On the surface, plenty of commentators - especially lawyers - have been dissecting easyMobile's right to use the colour orange as part of the new brand.

France Telecom-owned Orange maintains it should alone use the colour. Orange is, among other things, well, orange.

But, retorts easyMobile, easyGroup ventures over the past decade (not a dissimilar lifespan to the Orange mobile brand) have been orange in colour too. Witness those easyJet planes.

Why can't they all just sort things out? It's not quite the same orange, some point out. Others say it's unlikely all but a few people will get confused. Yet others point out easyGroup is hardly in the same league as low-end con artists best known for so-called 'passing off'.

But the row goes deeper than this.

easyMobile will be run by Danish entrepreneur and Stelios Haji-Ioannou's new best friend Frank Rasmussen. He famously went from being a dot-com start-up type to being the person best-known for making the MVNO - that's mobile virtual network operator - model work. (Though we're betting folks over at Virgin Mobile might argue with that claim.)

He did so in Denmark, with Telmore. Telmore did so well at stealing low-spending customers from established networks that eventually it was bought by incumbent TDC. But TDC wasn't the only company feeling the heat.

Orange in Denmark was also hit. According to mobile analyst John Strand of Strand Consult, over a short period Orange spent close to 20 times Telmore's marketing budget but still found it lost out at the low end. It eventually sold up, Telia-Sonera the buyer. A 3G licence was handed back to Danish regulators in January, at a cost to its new owner.

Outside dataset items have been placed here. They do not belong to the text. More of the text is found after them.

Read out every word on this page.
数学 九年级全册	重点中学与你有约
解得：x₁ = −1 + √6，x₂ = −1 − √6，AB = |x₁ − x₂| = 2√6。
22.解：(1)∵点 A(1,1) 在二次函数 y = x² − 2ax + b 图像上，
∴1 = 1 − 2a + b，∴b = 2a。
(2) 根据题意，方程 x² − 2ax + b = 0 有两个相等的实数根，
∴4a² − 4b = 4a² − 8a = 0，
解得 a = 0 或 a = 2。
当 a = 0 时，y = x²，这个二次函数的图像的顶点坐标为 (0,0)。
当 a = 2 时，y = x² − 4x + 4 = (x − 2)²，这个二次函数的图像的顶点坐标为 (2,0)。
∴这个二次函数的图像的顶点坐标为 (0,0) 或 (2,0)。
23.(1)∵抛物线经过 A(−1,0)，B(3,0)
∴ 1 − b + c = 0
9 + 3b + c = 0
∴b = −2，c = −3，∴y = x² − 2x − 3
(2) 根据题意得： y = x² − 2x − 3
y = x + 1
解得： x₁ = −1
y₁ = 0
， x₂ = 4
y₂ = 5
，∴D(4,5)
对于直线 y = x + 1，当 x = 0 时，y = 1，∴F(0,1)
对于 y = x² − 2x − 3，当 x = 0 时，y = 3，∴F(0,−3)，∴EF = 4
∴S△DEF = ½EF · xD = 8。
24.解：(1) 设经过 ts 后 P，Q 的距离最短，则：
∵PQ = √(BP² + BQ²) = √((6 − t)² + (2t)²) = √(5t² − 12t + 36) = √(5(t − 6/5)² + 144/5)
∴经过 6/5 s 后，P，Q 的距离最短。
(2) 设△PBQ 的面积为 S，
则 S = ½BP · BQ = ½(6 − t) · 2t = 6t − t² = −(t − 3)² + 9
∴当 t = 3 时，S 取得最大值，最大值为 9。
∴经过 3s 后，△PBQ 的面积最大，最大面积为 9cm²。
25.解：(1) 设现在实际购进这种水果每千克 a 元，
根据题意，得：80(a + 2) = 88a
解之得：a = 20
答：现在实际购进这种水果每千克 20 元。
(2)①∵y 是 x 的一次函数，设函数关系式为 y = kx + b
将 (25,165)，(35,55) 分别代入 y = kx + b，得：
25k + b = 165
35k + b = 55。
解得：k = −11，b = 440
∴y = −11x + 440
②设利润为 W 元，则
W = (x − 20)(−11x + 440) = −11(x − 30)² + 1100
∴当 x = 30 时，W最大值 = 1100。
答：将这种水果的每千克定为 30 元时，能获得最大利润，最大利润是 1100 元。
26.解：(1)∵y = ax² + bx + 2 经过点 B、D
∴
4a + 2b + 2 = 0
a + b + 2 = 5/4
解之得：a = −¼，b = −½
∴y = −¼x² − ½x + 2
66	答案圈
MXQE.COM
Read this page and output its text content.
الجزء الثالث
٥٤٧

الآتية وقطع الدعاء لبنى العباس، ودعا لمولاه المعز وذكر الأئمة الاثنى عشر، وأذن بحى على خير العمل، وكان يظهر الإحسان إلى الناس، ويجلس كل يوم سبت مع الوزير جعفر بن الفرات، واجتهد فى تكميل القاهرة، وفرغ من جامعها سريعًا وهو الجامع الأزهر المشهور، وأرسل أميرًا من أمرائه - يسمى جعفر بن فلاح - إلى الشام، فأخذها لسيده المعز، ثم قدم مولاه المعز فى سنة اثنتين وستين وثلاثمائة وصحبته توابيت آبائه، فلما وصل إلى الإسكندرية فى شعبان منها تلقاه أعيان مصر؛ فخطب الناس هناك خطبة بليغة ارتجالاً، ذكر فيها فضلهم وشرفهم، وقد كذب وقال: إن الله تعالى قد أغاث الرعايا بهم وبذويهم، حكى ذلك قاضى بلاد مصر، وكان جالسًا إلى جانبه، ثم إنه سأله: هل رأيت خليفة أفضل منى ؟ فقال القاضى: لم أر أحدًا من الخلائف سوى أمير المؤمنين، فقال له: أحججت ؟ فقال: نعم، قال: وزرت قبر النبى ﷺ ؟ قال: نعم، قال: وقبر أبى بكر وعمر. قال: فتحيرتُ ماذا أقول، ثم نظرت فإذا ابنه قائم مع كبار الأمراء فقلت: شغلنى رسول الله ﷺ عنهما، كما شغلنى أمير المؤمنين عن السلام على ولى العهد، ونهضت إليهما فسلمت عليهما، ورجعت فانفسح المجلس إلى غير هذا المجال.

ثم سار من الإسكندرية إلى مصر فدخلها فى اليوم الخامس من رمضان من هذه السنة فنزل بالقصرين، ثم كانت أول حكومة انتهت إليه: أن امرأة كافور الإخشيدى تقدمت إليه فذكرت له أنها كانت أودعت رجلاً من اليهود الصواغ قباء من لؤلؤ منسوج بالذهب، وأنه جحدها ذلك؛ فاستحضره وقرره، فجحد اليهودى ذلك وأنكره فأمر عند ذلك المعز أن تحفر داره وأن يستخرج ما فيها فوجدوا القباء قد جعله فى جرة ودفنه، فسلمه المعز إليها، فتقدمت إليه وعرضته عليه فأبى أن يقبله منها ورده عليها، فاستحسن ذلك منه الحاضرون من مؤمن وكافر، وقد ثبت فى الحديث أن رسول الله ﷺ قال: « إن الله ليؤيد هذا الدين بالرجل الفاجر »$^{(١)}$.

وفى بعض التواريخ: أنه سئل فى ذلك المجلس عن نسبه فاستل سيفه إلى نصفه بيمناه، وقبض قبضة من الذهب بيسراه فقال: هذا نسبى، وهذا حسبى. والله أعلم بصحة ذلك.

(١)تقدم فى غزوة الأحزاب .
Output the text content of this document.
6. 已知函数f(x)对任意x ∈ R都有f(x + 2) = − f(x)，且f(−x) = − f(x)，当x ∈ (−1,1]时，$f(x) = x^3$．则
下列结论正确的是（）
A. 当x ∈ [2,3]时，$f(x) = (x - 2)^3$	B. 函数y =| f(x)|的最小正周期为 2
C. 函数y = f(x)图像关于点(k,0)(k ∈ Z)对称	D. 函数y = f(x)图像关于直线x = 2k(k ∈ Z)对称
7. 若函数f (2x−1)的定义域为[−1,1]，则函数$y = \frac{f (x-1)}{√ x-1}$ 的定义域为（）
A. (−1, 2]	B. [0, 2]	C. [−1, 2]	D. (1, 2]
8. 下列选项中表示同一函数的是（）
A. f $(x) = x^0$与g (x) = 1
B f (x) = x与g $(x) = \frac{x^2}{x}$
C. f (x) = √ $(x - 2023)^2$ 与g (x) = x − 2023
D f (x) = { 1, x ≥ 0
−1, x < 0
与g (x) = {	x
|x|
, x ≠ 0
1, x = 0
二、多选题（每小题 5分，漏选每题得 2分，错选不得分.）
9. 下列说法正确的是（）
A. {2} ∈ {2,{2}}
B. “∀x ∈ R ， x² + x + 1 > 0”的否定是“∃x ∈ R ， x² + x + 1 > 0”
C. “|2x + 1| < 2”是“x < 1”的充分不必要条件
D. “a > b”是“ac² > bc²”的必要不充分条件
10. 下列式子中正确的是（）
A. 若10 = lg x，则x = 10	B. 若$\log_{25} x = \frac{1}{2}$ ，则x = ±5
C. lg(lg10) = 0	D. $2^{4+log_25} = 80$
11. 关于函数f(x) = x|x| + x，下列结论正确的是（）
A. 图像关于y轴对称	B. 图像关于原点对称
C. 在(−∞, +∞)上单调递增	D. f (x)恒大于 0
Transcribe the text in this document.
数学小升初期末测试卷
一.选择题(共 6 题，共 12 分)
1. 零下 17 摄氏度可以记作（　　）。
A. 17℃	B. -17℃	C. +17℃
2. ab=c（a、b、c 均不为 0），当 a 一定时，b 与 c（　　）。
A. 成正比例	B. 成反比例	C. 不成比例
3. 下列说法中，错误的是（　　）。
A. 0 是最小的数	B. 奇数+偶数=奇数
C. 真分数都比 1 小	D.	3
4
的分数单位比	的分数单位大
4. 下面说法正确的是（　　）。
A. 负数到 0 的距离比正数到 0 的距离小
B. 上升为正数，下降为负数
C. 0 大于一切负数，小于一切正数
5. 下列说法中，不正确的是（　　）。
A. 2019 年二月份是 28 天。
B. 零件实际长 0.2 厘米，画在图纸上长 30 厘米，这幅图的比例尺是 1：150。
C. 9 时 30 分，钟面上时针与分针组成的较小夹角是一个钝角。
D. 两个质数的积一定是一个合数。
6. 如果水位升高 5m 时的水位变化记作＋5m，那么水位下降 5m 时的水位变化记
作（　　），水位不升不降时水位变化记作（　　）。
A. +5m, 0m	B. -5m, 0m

Across a number of its territories, Orange rival T-Mobile is now ceding much of the low end. It is interested in higher-value, less fickle customers who it says shouldn’t subsidise budget users, at least that's to paraphrase the stance of T-Mobile chief exec René Obermann.

Such an approach is clearly positioning a big, established mobile brand as a place for business customers.

Why should we be surprised that T-Mobile embraces the MVNO model? It provides the infrastructure for the likes of Virgin Mobile, as of yesterday newbie ToucanMobile, an offshoot of IDT's fixed line consumer telephony brand, and soon easyMobile, naturally.

Orange and easyGroup are arguing about a colour and branding they both hold dear. But don't go thinking their animosity doesn't stretch farther.